15:01Zaten bu nedenle Einstein'ın dini görüşleri de hayatı boyunca sürekli değişmiş ve gelişmiştir.
15:08Geleneksel dinlerden uzaklaştığını biliyoruz ancak hiçbir yerde ateist olduğunu söylememiştir.
15:15Penrose'un kendisi de mevcut haliyle kuantum mekaniğinin herhangi bir yorumunda hala çözülemez bilmeceler olduğuna inanıyor.
15:23Gelecekte kuantum teorisinin radikal değişikliklere uğrayacağına ve insan bilincinin büyük gizemini
15:29ve şimdi kaotik görünen atomik parçacıkların davranışını bile daha net bir şekilde açıklayacak en derin yasaların keşfedileceğine inanıyor.
15:38Bu bağlamda Blavatsky'nin ''Kozmik Bilinç'' makalesini hatırlamakta yarar var.
15:43''Leibniz'in monadı gibi her atom kendi içinde küçük bir evrendir.'' diyor.
15:49Dolayısıyla da bir dereceye kadar bilince sahiptir.
15:52Leibniz'i bilmeyenler için söyleyeyim, Gottfried Leibniz Alman matematikçi ve filozoftur.
15:58Maddenin sonsuza kadar bölünebileceğini öne sürmüştür.
16:02Felsefede ''töz'' denilen bir kavram vardır.
16:05Töz o kadar temel bir parçadır ki kendi kendine var olmuştur.
16:10İşte bu tözden tüm evren doğmuştur.
16:12Fakat Leibniz'e göre bu tözler tek değil sonsuz sayıdadırlar.
16:17Ayrıca küme halinde olabildikleri gibi yalın halde de olabilirler.
16:22İşte Leibniz buna ''monad'' diyor. Yani bir nevi cevherin de cevheri.
16:28Ve monadın dahi kendi zekası var diyor. İlkel düzeyde olsa da.
16:34Başka bir yerde Blavatsky Thomas Edison'dan benzer sözler aktarır.
16:39Edison şöyle demiş.
16:41Bana öyle geliyor ki her atomun bir tür ilkel zekası var.
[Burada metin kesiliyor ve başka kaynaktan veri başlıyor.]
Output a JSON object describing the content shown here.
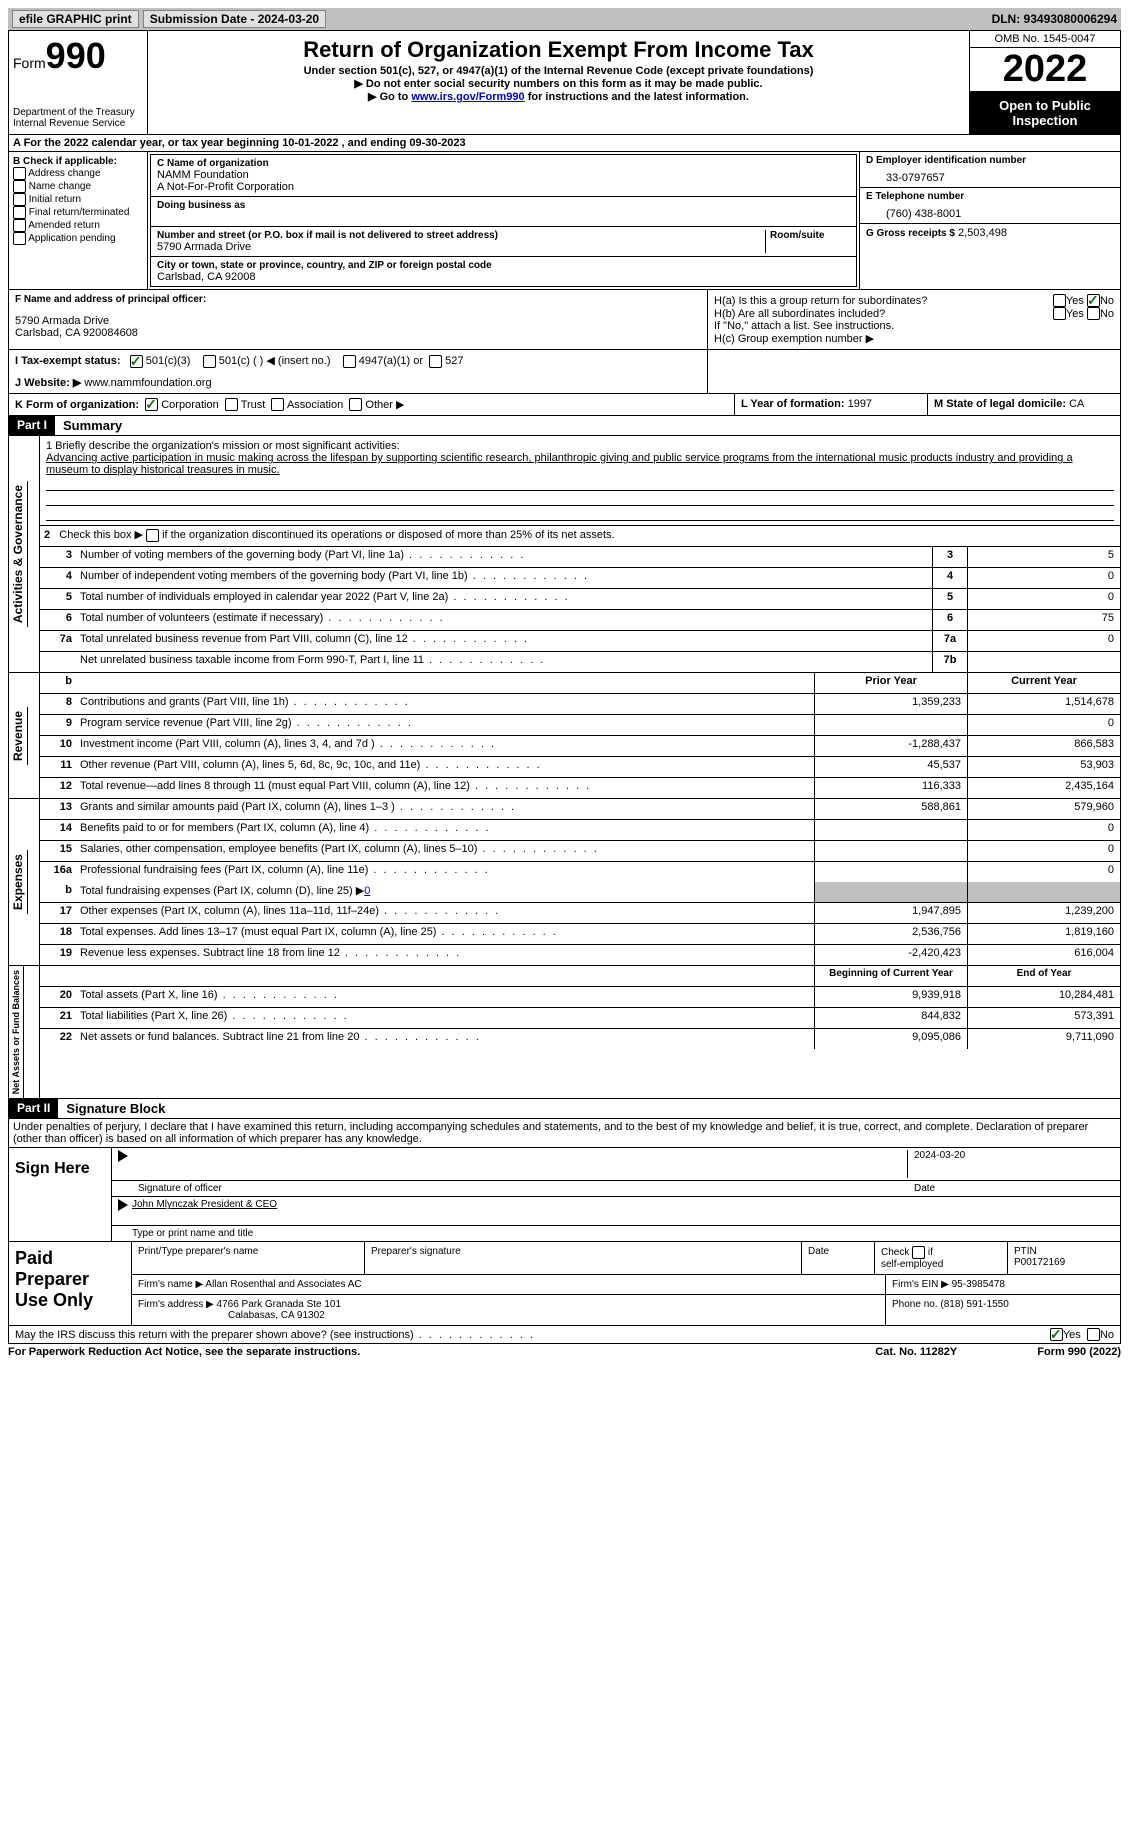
{
  "topbar": {
    "efile": "efile GRAPHIC print",
    "submission_label": "Submission Date - 2024-03-20",
    "dln_label": "DLN: 93493080006294"
  },
  "header": {
    "form_label": "Form",
    "form_number": "990",
    "dept": "Department of the Treasury",
    "irs": "Internal Revenue Service",
    "title": "Return of Organization Exempt From Income Tax",
    "subtitle": "Under section 501(c), 527, or 4947(a)(1) of the Internal Revenue Code (except private foundations)",
    "note1": "▶ Do not enter social security numbers on this form as it may be made public.",
    "note2_pre": "▶ Go to ",
    "note2_link": "www.irs.gov/Form990",
    "note2_post": " for instructions and the latest information.",
    "omb": "OMB No. 1545-0047",
    "year": "2022",
    "open_public": "Open to Public Inspection"
  },
  "row_a": "A For the 2022 calendar year, or tax year beginning 10-01-2022    , and ending 09-30-2023",
  "section_b": {
    "heading": "B Check if applicable:",
    "items": [
      "Address change",
      "Name change",
      "Initial return",
      "Final return/terminated",
      "Amended return",
      "Application pending"
    ]
  },
  "section_c": {
    "name_label": "C Name of organization",
    "name": "NAMM Foundation",
    "name2": "A Not-For-Profit Corporation",
    "dba_label": "Doing business as",
    "addr_label": "Number and street (or P.O. box if mail is not delivered to street address)",
    "room_label": "Room/suite",
    "addr": "5790 Armada Drive",
    "city_label": "City or town, state or province, country, and ZIP or foreign postal code",
    "city": "Carlsbad, CA  92008"
  },
  "section_d": {
    "ein_label": "D Employer identification number",
    "ein": "33-0797657",
    "tel_label": "E Telephone number",
    "tel": "(760) 438-8001",
    "gross_label": "G Gross receipts $",
    "gross": "2,503,498"
  },
  "section_f": {
    "label": "F  Name and address of principal officer:",
    "addr1": "5790 Armada Drive",
    "addr2": "Carlsbad, CA  920084608"
  },
  "section_h": {
    "ha": "H(a)  Is this a group return for subordinates?",
    "hb": "H(b)  Are all subordinates included?",
    "hb_note": "If \"No,\" attach a list. See instructions.",
    "hc": "H(c)  Group exemption number ▶",
    "yes": "Yes",
    "no": "No"
  },
  "row_i": {
    "label": "I   Tax-exempt status:",
    "opt1": "501(c)(3)",
    "opt2": "501(c) (    ) ◀ (insert no.)",
    "opt3": "4947(a)(1) or",
    "opt4": "527"
  },
  "row_j": {
    "label": "J   Website: ▶",
    "value": "www.nammfoundation.org"
  },
  "row_k": {
    "label": "K Form of organization:",
    "corp": "Corporation",
    "trust": "Trust",
    "assoc": "Association",
    "other": "Other ▶"
  },
  "row_l": {
    "label": "L Year of formation:",
    "value": "1997"
  },
  "row_m": {
    "label": "M State of legal domicile:",
    "value": "CA"
  },
  "part1": {
    "header": "Part I",
    "title": "Summary"
  },
  "mission": {
    "label": "1   Briefly describe the organization's mission or most significant activities:",
    "text": "Advancing active participation in music making across the lifespan by supporting scientific research, philanthropic giving and public service programs from the international music products industry and providing a museum to display historical treasures in music."
  },
  "line2": "2   Check this box ▶         if the organization discontinued its operations or disposed of more than 25% of its net assets.",
  "activities_label": "Activities & Governance",
  "revenue_label": "Revenue",
  "expenses_label": "Expenses",
  "netassets_label": "Net Assets or Fund Balances",
  "gov_rows": [
    {
      "n": "3",
      "d": "Number of voting members of the governing body (Part VI, line 1a)",
      "box": "3",
      "v": "5"
    },
    {
      "n": "4",
      "d": "Number of independent voting members of the governing body (Part VI, line 1b)",
      "box": "4",
      "v": "0"
    },
    {
      "n": "5",
      "d": "Total number of individuals employed in calendar year 2022 (Part V, line 2a)",
      "box": "5",
      "v": "0"
    },
    {
      "n": "6",
      "d": "Total number of volunteers (estimate if necessary)",
      "box": "6",
      "v": "75"
    },
    {
      "n": "7a",
      "d": "Total unrelated business revenue from Part VIII, column (C), line 12",
      "box": "7a",
      "v": "0"
    },
    {
      "n": "",
      "d": "Net unrelated business taxable income from Form 990-T, Part I, line 11",
      "box": "7b",
      "v": ""
    }
  ],
  "col_headers": {
    "b": "b",
    "prior": "Prior Year",
    "current": "Current Year"
  },
  "rev_rows": [
    {
      "n": "8",
      "d": "Contributions and grants (Part VIII, line 1h)",
      "p": "1,359,233",
      "c": "1,514,678"
    },
    {
      "n": "9",
      "d": "Program service revenue (Part VIII, line 2g)",
      "p": "",
      "c": "0"
    },
    {
      "n": "10",
      "d": "Investment income (Part VIII, column (A), lines 3, 4, and 7d )",
      "p": "-1,288,437",
      "c": "866,583"
    },
    {
      "n": "11",
      "d": "Other revenue (Part VIII, column (A), lines 5, 6d, 8c, 9c, 10c, and 11e)",
      "p": "45,537",
      "c": "53,903"
    },
    {
      "n": "12",
      "d": "Total revenue—add lines 8 through 11 (must equal Part VIII, column (A), line 12)",
      "p": "116,333",
      "c": "2,435,164"
    }
  ],
  "exp_rows": [
    {
      "n": "13",
      "d": "Grants and similar amounts paid (Part IX, column (A), lines 1–3 )",
      "p": "588,861",
      "c": "579,960"
    },
    {
      "n": "14",
      "d": "Benefits paid to or for members (Part IX, column (A), line 4)",
      "p": "",
      "c": "0"
    },
    {
      "n": "15",
      "d": "Salaries, other compensation, employee benefits (Part IX, column (A), lines 5–10)",
      "p": "",
      "c": "0"
    },
    {
      "n": "16a",
      "d": "Professional fundraising fees (Part IX, column (A), line 11e)",
      "p": "",
      "c": "0"
    }
  ],
  "line16b": {
    "n": "b",
    "d": "Total fundraising expenses (Part IX, column (D), line 25) ▶",
    "v": "0"
  },
  "exp_rows2": [
    {
      "n": "17",
      "d": "Other expenses (Part IX, column (A), lines 11a–11d, 11f–24e)",
      "p": "1,947,895",
      "c": "1,239,200"
    },
    {
      "n": "18",
      "d": "Total expenses. Add lines 13–17 (must equal Part IX, column (A), line 25)",
      "p": "2,536,756",
      "c": "1,819,160"
    },
    {
      "n": "19",
      "d": "Revenue less expenses. Subtract line 18 from line 12",
      "p": "-2,420,423",
      "c": "616,004"
    }
  ],
  "net_headers": {
    "begin": "Beginning of Current Year",
    "end": "End of Year"
  },
  "net_rows": [
    {
      "n": "20",
      "d": "Total assets (Part X, line 16)",
      "p": "9,939,918",
      "c": "10,284,481"
    },
    {
      "n": "21",
      "d": "Total liabilities (Part X, line 26)",
      "p": "844,832",
      "c": "573,391"
    },
    {
      "n": "22",
      "d": "Net assets or fund balances. Subtract line 21 from line 20",
      "p": "9,095,086",
      "c": "9,711,090"
    }
  ],
  "part2": {
    "header": "Part II",
    "title": "Signature Block"
  },
  "penalties": "Under penalties of perjury, I declare that I have examined this return, including accompanying schedules and statements, and to the best of my knowledge and belief, it is true, correct, and complete. Declaration of preparer (other than officer) is based on all information of which preparer has any knowledge.",
  "sign": {
    "here": "Sign Here",
    "sig_officer": "Signature of officer",
    "date": "Date",
    "date_val": "2024-03-20",
    "name": "John Mlynczak  President & CEO",
    "name_label": "Type or print name and title"
  },
  "prep": {
    "header": "Paid Preparer Use Only",
    "c1": "Print/Type preparer's name",
    "c2": "Preparer's signature",
    "c3": "Date",
    "c4_label": "Check          if self-employed",
    "c5_label": "PTIN",
    "c5": "P00172169",
    "firm_name_label": "Firm's name      ▶",
    "firm_name": "Allan Rosenthal and Associates AC",
    "firm_ein_label": "Firm's EIN ▶",
    "firm_ein": "95-3985478",
    "firm_addr_label": "Firm's address ▶",
    "firm_addr1": "4766 Park Granada Ste 101",
    "firm_addr2": "Calabasas, CA  91302",
    "phone_label": "Phone no.",
    "phone": "(818) 591-1550"
  },
  "discuss": {
    "q": "May the IRS discuss this return with the preparer shown above? (see instructions)",
    "yes": "Yes",
    "no": "No"
  },
  "footer": {
    "left": "For Paperwork Reduction Act Notice, see the separate instructions.",
    "mid": "Cat. No. 11282Y",
    "right": "Form 990 (2022)"
  }
}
16:45Hidrojen atomlarının diğer elementlerin atomlarıyla nasıl binlerce şekilde birleştiğine bakın.
16:51Bu zekanın katılımı olmadan olur mu?
16:55Ve buraya Blavatsky şunları ekliyor.
16:58Bay Edison en aktiflerinden olmasa da bir teozofisttir.
17:02Ama öyle görünüyor ki cemiyetten bir diplomaya sahip olmak onu teozofik gerçeklerle tanıştırıyor.
17:08Edison gerçekten de bu arada 1878 yılından beri Blavatsky'nin teozofi derneğinin üyesiydi.
17:23Blavatsky, Kozmos boyunca zeki yaşamın varlığına ilişkin görüşlerinin,
17:28deli simyacıların batıl inançlarının yeniden canlanması olarak görülebileceğini kabul ediyor.
17:34Gizli doktrinde sadece 9 yıl içinde doğanın perdesinin kırılacağına dair veya yırtılacağına dair bir kehanette bulunuyor.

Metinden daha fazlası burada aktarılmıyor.